The Middle East is an incredibly broad region spanning many cultural groups, and that variety is reflected in Middle Eastern Cuisine. There are some common threads among the various types of Middle Eastern Food, which is also referred to as Mediteranean Food. Olive oil, a staple of the region, is common, as are spices like nutmeg, cinnamon, cloves, cumin, coriander, mint, and parsley. As pork is prohibited both in Islam and Judaism, it is not a commonly used meat. Cattle are not as common in the region as they are in the United States, so lamb and chicken are more common forms of meat. Let’s take a look now at some of the most popular Middle Eastern Food.
Humus is an increasingly popular dip that is made from mashed chickpeas, blended with tahini, lemon juice, and often garlic. The very name comes from the Arabic word for chickpeas. It’s hard to pin down exactly where and when humus was invented, but our earliest records of the food come from 13th century Egypt. Oftentimes humus will be garnished with olive oil, pine nuts, or other spices. It is frequently served as a spread for pita bread, and recent years has become an international dip sensation in Western supermarkets.

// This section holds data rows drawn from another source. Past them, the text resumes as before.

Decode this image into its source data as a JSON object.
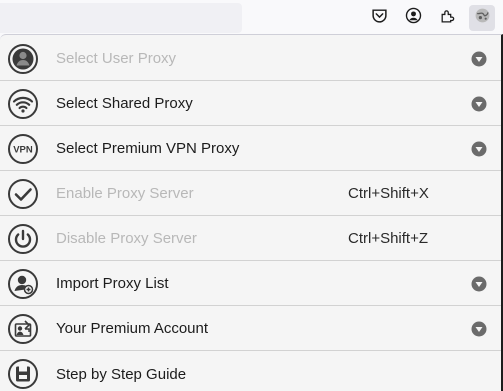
{
  "toolbar": {
    "icons": [
      "pocket-icon",
      "account-icon",
      "extensions-icon",
      "proxy-extension-icon"
    ]
  },
  "menu": {
    "items": [
      {
        "label": "Select User Proxy",
        "icon": "user-proxy-icon",
        "enabled": false,
        "has_submenu": true
      },
      {
        "label": "Select Shared Proxy",
        "icon": "wifi-icon",
        "enabled": true,
        "has_submenu": true
      },
      {
        "label": "Select Premium VPN Proxy",
        "icon": "vpn-icon",
        "icon_text": "VPN",
        "enabled": true,
        "has_submenu": true
      },
      {
        "label": "Enable Proxy Server",
        "icon": "check-circle-icon",
        "enabled": false,
        "shortcut": "Ctrl+Shift+X"
      },
      {
        "label": "Disable Proxy Server",
        "icon": "power-icon",
        "enabled": false,
        "shortcut": "Ctrl+Shift+Z"
      },
      {
        "label": "Import Proxy List",
        "icon": "import-icon",
        "enabled": true,
        "has_submenu": true
      },
      {
        "label": "Your Premium Account",
        "icon": "premium-account-icon",
        "enabled": true,
        "has_submenu": true
      },
      {
        "label": "Step by Step Guide",
        "icon": "guide-icon",
        "enabled": true
      }
    ]
  },
  "colors": {
    "enabled_text": "#1c1c1c",
    "disabled_text": "#b8b8b8",
    "icon_dark": "#3a3a3a",
    "submenu_arrow": "#6b6b6b"
  }
}
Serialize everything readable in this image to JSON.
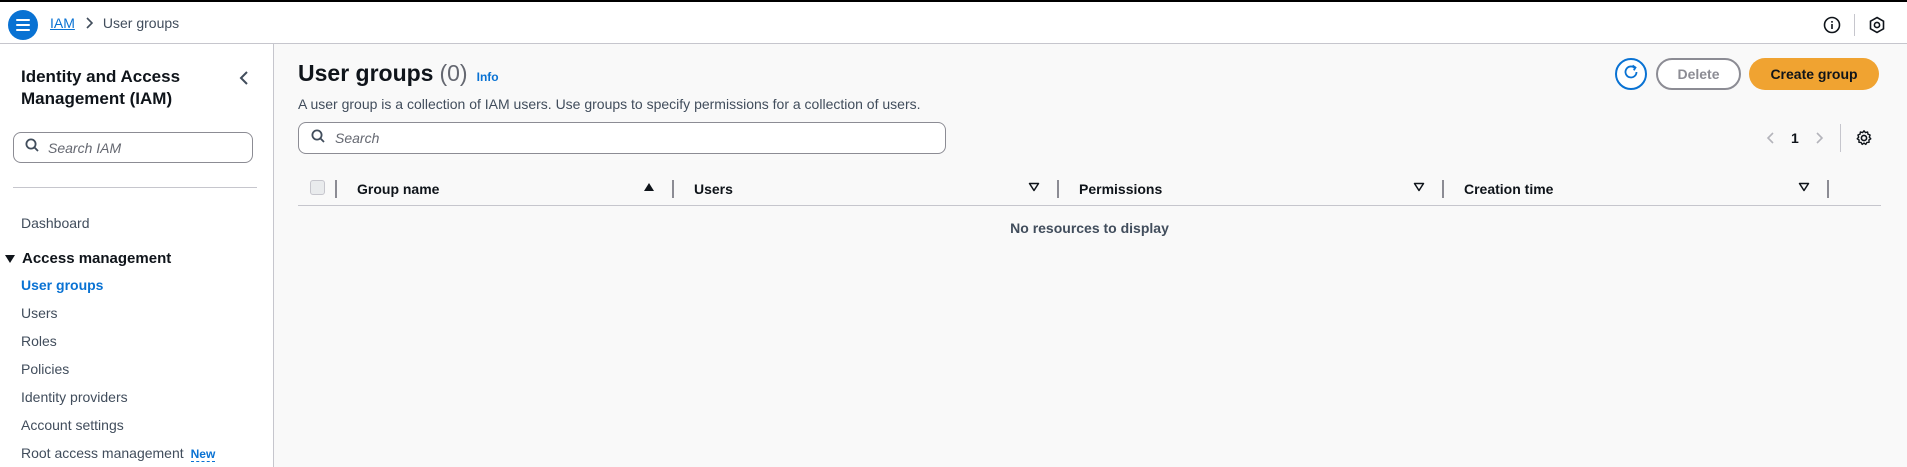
{
  "topbar": {
    "breadcrumb": {
      "root": "IAM",
      "current": "User groups"
    }
  },
  "sidebar": {
    "title": "Identity and Access Management (IAM)",
    "search_placeholder": "Search IAM",
    "dashboard": "Dashboard",
    "section": "Access management",
    "items": [
      {
        "label": "User groups",
        "active": true
      },
      {
        "label": "Users"
      },
      {
        "label": "Roles"
      },
      {
        "label": "Policies"
      },
      {
        "label": "Identity providers"
      },
      {
        "label": "Account settings"
      },
      {
        "label": "Root access management",
        "badge": "New"
      }
    ]
  },
  "main": {
    "title": "User groups",
    "count": "(0)",
    "info": "Info",
    "description": "A user group is a collection of IAM users. Use groups to specify permissions for a collection of users.",
    "delete_label": "Delete",
    "create_label": "Create group",
    "search_placeholder": "Search",
    "page": "1",
    "columns": [
      "Group name",
      "Users",
      "Permissions",
      "Creation time"
    ],
    "empty_text": "No resources to display"
  },
  "colors": {
    "accent": "#0972d3",
    "primary_button": "#f0a331",
    "border": "#c6c6cd"
  }
}
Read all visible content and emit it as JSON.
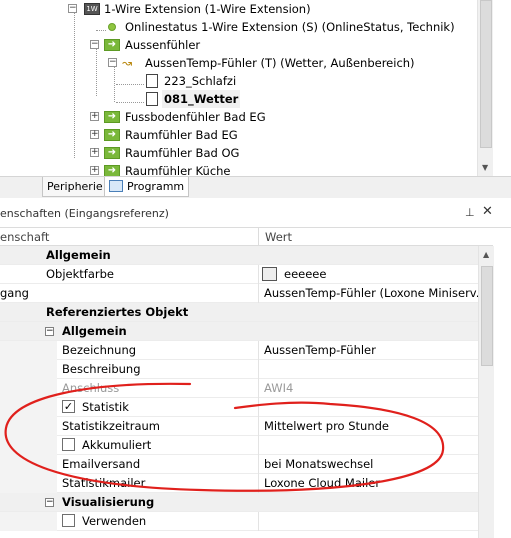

Shawarma is a mouth watering rotisserie-cooked cone of stacked slices of meat, often of lamb but also sometimes chicken, turkey, beef, or veal. As the meat spins around its spit, slices are shaved off, usually to be placed in a sandwich. The original appearance of Shawarma—specifically grilling a vertical stack of thinly sliced meat—occurred in Turkey as a Doner Kebab. From Turkey it branched out both to Greece as Gyros and to the Middle East. Lebanese immigrants brought the tradition to Mexico, where it became tacos al pastor (a variety that uses pork, since pork is an acceptable food in Christian countries). The Shawarma meat itself is often seasoned with cumin, cardamom, cinnamon, turmeric, paprika, or baharat. It is often served in a wrap like a pita or laffa, with fixings such as diced tomatoes, cucumbers,, pickled vegetables, amba (a type of mango sauce) and sometimes french fries.
Tabbouleh is a Middle Eastern salad with a bit of a tangy kick, most of which comes from the heavy use of fresh parsley and mint. Tomatoes, onions, and soaked bulgur (not cooked, but soaked) combine with the aforementioned herbs, along with a dressing of olive oil and lemon juice—with a little bit of salt and pepper to boot. Tabbouleh is believed to have originated in Lebanon and Syria, where the particular local wheat variety was well suited for making bulgur—the cereal that forms a staple part of this now-popular salad. In Arab countries, Tabbouleh is often served as part of Mezze, which are small dishes much like appetizers or the Spanish Tapas.
Falafel is one of the most popular street foods around the world, but its origins are certainly Levantine (Middle Eastern). Falafel is essentially deep fried balls of chickpeas or fava beans (sometimes both). They are most commonly eaten in sandwich form, being served in a wrap like laffa or a pocketed bread like pita, which is usually accompanied by stuffings of cucumber, tomato, lettuce, along with hummus or tahini. The word itself goes back to Arabic, Persian, and even Sanskrit words for peppers—an allusion to the way that these fried chickpea balls look like little round peppercorns. Some have speculated that it may have been eaten in Ancient Egypt. Others believe the Coptic Christians of later times in Egypt would eat it as a substitute for meat during Lent, and point to the fact that it is still very much a Coptic holiday food. Regardless of its origins, Falafel—crispy on the outside, and soft in the middle—has become the quintessential middle eastern street food, so much so that Middle Eastern McDonald’s have it on their menu.